Une deuxième vague de sauvetage des banques est politiquement inacceptable et économiquement irréalisable : la plupart des pays, notamment européens, connaissent déjà de telles difficultés qu’ils ne peuvent se permettre de financer des plans de secours supplémentaires : leur risque souverain alimente les inquiétudes quant à la santé des banques européennes qui détiennent la plus grande partie des titres d’Etat dont la valeur n’est pas assurée.

 De même, la politique monétaire ne peut être d’un grand secours. Le recours au relâchement monétaire est limité par une inflation qui dépasse les prévisions dans la zone euro et au Royaume-Uni. La Réserve fédérale américaine va probablement entamer une troisième période de relâchement monétaire (QE3), mais ce sera trop peu et trop tard. L’année dernière les 600 milliards de dollars de la deuxième période de relâchement monétaire (QE2) et les 1000 milliards de baisse d’impôt et de transferts budgétaires n’ont permis d’atteindre qu’une croissance de 3% pendant un trimestre. Elle s’est ensuite effondrée, passant sous la barre des 1% au cours du premier semestre de cette année. La troisième période de relâchement monétaire sera bien plus timide et bien moins performante pour regonfler le prix des actifs et restaurer la croissance. 

Pour les pays avancés, une dévaluation n’est  guère envisageable : tous souhaiteraient dévaluer leur devise et rééquilibrer leur balance commerciale pour restaurer la croissance, mais ils ne peuvent faire cela tous en même temps. S’appuyer sur les taux de change pour rééquilibrer la balance commerciale est un jeu à somme nulle. Une guerre des devises semble se profiler ; le Japon et la Suisse bataillent déjà pour pousser le taux de change de leur devise à la baisse. D’autres pays vont bientôt les suivre. 

Dans la zone euro l’Italie et l’Espagne risquent de ne plus pouvoir accéder aux marchés, les pressions financières étant à la hausse en France également. Mais l’Italie et l’Espagne sont à la fois trop grandes pour faire faillite et trop grandes pour bénéficier d’un plan de secours. Pour l’instant, la Banque centrale européenne va acheter une partie de leurs obligations en attendant l’aide du nouveau Fonds européen de stabilité financière (FESF). Mais si l’Italie ou l’Espagne ne peuvent plus accéder aux marchés, les 440 milliards d’euro de trésor de guerre du FESF pourraient être épuisés dès la fin de cette année ou au début de l’année prochaine. 

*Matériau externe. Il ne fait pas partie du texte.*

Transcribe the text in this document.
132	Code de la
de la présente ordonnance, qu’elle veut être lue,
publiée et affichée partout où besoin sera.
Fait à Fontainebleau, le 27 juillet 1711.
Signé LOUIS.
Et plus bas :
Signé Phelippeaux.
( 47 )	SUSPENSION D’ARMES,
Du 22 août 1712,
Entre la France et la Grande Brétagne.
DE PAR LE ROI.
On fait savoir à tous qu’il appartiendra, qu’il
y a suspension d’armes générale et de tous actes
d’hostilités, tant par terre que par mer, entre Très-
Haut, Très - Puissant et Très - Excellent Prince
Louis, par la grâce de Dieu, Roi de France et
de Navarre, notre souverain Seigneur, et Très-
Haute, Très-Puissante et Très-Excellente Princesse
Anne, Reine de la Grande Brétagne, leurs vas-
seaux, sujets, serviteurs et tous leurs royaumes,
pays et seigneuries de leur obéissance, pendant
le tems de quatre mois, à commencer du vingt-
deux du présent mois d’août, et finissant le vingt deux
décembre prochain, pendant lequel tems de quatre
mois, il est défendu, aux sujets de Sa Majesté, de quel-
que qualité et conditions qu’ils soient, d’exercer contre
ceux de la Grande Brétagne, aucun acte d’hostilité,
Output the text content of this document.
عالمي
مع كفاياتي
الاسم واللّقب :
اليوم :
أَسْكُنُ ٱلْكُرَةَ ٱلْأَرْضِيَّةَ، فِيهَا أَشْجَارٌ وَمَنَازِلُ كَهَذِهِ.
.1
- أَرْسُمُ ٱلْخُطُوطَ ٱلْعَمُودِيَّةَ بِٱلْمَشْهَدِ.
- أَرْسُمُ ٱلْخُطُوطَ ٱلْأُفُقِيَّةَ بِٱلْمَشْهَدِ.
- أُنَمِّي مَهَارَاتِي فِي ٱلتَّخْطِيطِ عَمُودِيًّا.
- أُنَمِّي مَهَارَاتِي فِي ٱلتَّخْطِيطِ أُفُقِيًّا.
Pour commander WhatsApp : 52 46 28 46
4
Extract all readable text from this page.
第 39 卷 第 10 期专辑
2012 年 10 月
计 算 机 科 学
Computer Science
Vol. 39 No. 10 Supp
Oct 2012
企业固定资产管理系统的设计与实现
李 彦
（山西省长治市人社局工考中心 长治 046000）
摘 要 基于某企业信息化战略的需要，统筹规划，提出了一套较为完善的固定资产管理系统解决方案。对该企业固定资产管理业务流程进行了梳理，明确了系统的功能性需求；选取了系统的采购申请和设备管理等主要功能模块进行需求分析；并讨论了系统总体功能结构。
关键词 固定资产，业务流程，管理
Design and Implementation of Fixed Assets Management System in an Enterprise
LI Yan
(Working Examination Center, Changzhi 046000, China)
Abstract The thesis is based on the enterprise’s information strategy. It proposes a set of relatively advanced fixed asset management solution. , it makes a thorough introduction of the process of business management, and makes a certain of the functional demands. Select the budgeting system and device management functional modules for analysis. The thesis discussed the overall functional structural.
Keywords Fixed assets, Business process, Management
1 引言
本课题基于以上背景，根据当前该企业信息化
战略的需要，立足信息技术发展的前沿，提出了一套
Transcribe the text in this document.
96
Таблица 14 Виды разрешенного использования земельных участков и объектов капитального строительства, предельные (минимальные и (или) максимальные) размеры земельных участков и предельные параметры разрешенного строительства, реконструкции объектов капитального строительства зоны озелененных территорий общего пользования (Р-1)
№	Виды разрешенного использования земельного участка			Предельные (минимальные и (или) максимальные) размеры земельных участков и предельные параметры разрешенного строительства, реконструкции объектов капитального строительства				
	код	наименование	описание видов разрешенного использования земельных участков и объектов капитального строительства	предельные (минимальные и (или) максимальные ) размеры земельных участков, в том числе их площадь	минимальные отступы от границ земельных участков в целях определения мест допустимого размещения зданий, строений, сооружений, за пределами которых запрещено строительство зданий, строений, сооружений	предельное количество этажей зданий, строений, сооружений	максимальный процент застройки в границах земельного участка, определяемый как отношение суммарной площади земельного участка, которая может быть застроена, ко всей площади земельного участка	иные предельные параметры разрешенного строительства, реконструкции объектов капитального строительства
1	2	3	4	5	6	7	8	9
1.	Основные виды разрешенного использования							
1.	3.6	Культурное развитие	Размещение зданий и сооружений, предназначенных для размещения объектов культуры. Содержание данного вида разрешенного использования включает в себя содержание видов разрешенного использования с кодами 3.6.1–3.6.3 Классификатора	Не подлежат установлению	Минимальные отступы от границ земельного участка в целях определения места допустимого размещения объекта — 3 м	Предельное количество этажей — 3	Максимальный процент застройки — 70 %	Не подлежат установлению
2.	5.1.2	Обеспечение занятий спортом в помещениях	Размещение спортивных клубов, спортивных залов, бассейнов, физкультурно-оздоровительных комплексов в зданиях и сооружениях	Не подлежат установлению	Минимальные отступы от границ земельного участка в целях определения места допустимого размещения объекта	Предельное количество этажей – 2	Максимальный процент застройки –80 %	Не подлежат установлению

Sauf si le budget du FESF est multiplié par trois – une mesure à laquelle s’oppose l’Allemagne – la seule solution sera d’imposer une restructuration en ordre de la dette italienne et/ou espagnole, à l’image de ce qui s’est passé pour la Grèce. Suivra une restructuration sous contrainte de la dette à risque des banques insolvables. Aussi, bien que le processus de désendettement ait à peine commencé, une réduction de dette sera nécessaire pour les pays dont la croissance reste au point mort, ou incapables de résoudre par eux-mêmes leurs problèmes d’endettement. 

Il semble donc que Karl Marx avait au moins partiellement raison en disant que la mondialisation et l’intermédiation financière risquaient d’échapper à tout contrôle et que la redistribution des revenus et de la richesse tirée du travail au profit du capital pouvait conduire à l’autodestruction du capitalisme (même si son idée que le socialisme allait donner de meilleurs résultats s’est révélée inexacte). Les entreprises suppriment des postes de travail en raison de l’insuffisance de la demande finale, mais cela diminue les revenus du travail, creuse les inégalités et contribue à réduire la demande finale.

 Les récentes manifestations du Moyen-Orient à Israël en passant par le Royaume-Uni et la montée du mécontentement en Chine – et celles à venir dans d’autres pays avancés ou émergents – ont une origine commune : la hausse de la pauvreté des inégalités et du chômage et l’absence d’espoir. Même les classes moyennes un peu partout sont affectées par la baisse des revenus, la hausse du chômage et les difficultés économiques. 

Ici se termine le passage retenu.